Reilly: Abortion law changes are for 'clarification'
Health Minister James Reilly has insisted changes to Ireland's strict abortion regime are aimed at clarifying existing laws.
As the first day of public hearings into the draft legislation got under way, the minister said he wanted to ensure there was no ambiguity about what it means.
"The only purpose of the legislation I will be bringing before the Houses of the Oireachtas is to clarify what is lawfully available by way of treatment in cases where there is a real and substantial threat to the life of a pregnant woman and to set out clearly to find in specific circumstances in which this treatment can be lawfully provided," Dr Reilly said.
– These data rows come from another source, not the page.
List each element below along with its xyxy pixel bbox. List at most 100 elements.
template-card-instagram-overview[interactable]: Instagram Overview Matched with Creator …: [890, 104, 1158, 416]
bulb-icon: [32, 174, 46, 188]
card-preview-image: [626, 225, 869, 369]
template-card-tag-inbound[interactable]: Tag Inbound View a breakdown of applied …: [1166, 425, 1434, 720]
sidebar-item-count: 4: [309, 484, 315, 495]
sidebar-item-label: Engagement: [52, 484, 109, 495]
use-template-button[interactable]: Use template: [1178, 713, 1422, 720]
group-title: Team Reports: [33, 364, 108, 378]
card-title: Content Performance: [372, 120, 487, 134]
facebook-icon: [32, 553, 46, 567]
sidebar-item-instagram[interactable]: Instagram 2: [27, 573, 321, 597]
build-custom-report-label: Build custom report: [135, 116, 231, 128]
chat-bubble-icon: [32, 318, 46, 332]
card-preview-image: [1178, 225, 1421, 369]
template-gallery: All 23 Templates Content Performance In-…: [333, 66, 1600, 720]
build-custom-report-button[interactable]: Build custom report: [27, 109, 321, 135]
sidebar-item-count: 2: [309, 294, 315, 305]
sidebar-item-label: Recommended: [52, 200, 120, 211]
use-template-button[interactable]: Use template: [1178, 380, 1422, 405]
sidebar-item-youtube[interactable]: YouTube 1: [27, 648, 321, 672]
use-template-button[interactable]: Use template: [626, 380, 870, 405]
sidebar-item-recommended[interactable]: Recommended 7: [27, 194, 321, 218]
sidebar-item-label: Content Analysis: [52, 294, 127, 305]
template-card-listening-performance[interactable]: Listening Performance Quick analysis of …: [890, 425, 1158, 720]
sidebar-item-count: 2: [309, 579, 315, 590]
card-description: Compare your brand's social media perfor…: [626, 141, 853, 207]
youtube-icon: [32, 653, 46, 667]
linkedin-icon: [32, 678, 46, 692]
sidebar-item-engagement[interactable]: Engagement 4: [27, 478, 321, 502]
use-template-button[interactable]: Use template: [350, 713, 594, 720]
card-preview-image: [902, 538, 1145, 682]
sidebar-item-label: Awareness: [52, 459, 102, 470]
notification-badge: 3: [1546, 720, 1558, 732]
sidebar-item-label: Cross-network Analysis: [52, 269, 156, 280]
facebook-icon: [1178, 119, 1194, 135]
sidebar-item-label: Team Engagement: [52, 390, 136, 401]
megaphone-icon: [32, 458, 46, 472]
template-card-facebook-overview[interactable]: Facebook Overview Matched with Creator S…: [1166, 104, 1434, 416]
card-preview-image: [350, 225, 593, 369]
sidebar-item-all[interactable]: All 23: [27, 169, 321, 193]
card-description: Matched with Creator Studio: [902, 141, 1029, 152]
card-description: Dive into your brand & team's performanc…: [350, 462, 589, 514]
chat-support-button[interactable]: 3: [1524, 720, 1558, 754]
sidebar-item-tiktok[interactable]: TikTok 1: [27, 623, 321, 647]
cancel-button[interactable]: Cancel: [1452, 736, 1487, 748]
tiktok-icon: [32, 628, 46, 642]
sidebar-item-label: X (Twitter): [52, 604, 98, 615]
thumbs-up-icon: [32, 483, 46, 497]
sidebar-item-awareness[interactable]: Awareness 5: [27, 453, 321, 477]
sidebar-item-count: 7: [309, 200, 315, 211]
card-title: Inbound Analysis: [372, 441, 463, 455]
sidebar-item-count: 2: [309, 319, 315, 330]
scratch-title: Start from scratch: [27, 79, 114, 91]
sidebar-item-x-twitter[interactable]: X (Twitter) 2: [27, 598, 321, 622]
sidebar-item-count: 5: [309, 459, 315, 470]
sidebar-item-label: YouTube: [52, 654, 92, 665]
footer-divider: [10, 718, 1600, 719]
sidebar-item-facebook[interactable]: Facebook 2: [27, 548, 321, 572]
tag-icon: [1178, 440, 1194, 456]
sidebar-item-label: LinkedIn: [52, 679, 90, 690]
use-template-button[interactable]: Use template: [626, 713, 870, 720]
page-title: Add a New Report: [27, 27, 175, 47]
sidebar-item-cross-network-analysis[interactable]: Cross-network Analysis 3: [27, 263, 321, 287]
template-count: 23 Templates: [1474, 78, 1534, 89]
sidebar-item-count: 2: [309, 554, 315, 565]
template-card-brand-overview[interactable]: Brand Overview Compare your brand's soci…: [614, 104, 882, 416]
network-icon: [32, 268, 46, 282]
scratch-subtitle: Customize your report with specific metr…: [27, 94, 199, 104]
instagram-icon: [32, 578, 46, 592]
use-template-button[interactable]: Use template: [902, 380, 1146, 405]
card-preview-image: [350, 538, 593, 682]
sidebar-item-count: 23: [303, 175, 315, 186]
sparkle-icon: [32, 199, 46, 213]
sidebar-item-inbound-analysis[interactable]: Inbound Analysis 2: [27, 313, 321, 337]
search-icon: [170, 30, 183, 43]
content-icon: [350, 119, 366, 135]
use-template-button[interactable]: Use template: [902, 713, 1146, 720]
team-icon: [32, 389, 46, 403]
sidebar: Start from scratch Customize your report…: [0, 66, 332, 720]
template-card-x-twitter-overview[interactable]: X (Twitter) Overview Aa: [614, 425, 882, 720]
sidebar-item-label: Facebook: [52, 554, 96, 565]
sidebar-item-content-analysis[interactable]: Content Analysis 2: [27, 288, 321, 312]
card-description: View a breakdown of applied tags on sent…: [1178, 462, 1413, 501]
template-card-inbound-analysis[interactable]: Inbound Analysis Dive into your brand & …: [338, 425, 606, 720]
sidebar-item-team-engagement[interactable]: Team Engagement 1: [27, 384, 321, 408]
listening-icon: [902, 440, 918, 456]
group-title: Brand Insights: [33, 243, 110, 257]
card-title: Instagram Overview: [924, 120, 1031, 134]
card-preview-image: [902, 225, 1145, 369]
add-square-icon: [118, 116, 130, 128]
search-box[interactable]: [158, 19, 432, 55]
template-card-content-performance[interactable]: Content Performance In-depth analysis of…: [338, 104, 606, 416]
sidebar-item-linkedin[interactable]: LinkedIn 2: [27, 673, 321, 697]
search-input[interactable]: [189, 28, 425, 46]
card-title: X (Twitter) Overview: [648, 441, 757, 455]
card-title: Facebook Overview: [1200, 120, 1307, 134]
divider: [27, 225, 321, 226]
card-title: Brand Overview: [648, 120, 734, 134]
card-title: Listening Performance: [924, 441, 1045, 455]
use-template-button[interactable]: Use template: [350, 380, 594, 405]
Today is the first of three days of hearings on the legislation, the Protection of Life during Pregnancy Bill 2013, which, if enacted, will legalise abortion where there is a substantial risk to the mother's life, including the threat of suicide
Hearings at the Oireachtas Committee on Health and Children are also planned for Monday and Tuesday.
Each hearing is expected to last around ten hours.
The masters of two major maternity hospitals, Rhona Mahony, from the National Maternity Hospital at Holles Street and Sam Coulter Smith, of the Rotunda Hospital, will give evidence later today before.
The bill will legislate for the 1992 X case judgment from Ireland's Supreme Court which found abortion is legal if there is a real and substantial risk to the life of the mother, including emergency medical cases, non-emergency medical cases and the threat of suicide.
The case was taken by a 14-year-old rape victim who became pregnant and was refused permission to travel for an abortion.
As well as that judgment, the law is intended to meet requirements from a European court decision that found a woman in remission from cancer should not have been forced to travel overseas for an abortion.
The Government committed to reforming the ban on abortion by July following the death of Savita Halappanavar in a Galway hospital last year after being denied a termination during miscarriage.
Dr Reilly said more than 50 drafts of the legislation were composed as the Government worked to produce "balanced proposals that meet our obligations".
The minister, who detailed the individual heads of the Bill, made his opening remarks at the start of the hearing before leaving without taking questions.
Members of the cross-party committee criticised Dr Reilly for not staying.
A Government spokesman has stressed that the key first element in the hearings is to give members clarity on the precise meaning of the heads of the Bill.
He said that Ambrose McLoughlin, secretary general at the Department of Health, and chief medical officer Tony Holohan were "well placed" to answer questions.
The aim is for some witnesses to give factual answers before the committee hears any political debate on policy, he said.
A major debate around the legislative reform has been whether abortion should be offererd to a suicidal woman.
Chief medical officer Tony Holohan told the hearing that diagnosing suicide among pregnant women was a clinical science and not "hocus pocus".
He dismissed suggestions there could be a lack of certainty in the diagnosis, which Dr Reilly had previously claimed was "subjective".
"It is based on scientific method. It is not a hocus pocus sort of assessment. There is a genuine clinical method," Mr Holohan said.
The chief medical officer said he recognised there had been conflicting opinion from psychiatrists as to whether abortion could be provided as a solution to suicide.
But he added that the Supreme Court had made its ruling and it must be adhered to.
Experts in psychiatry will give evidence to the hearing on Monday, when the issue of suicidality will be fully explored.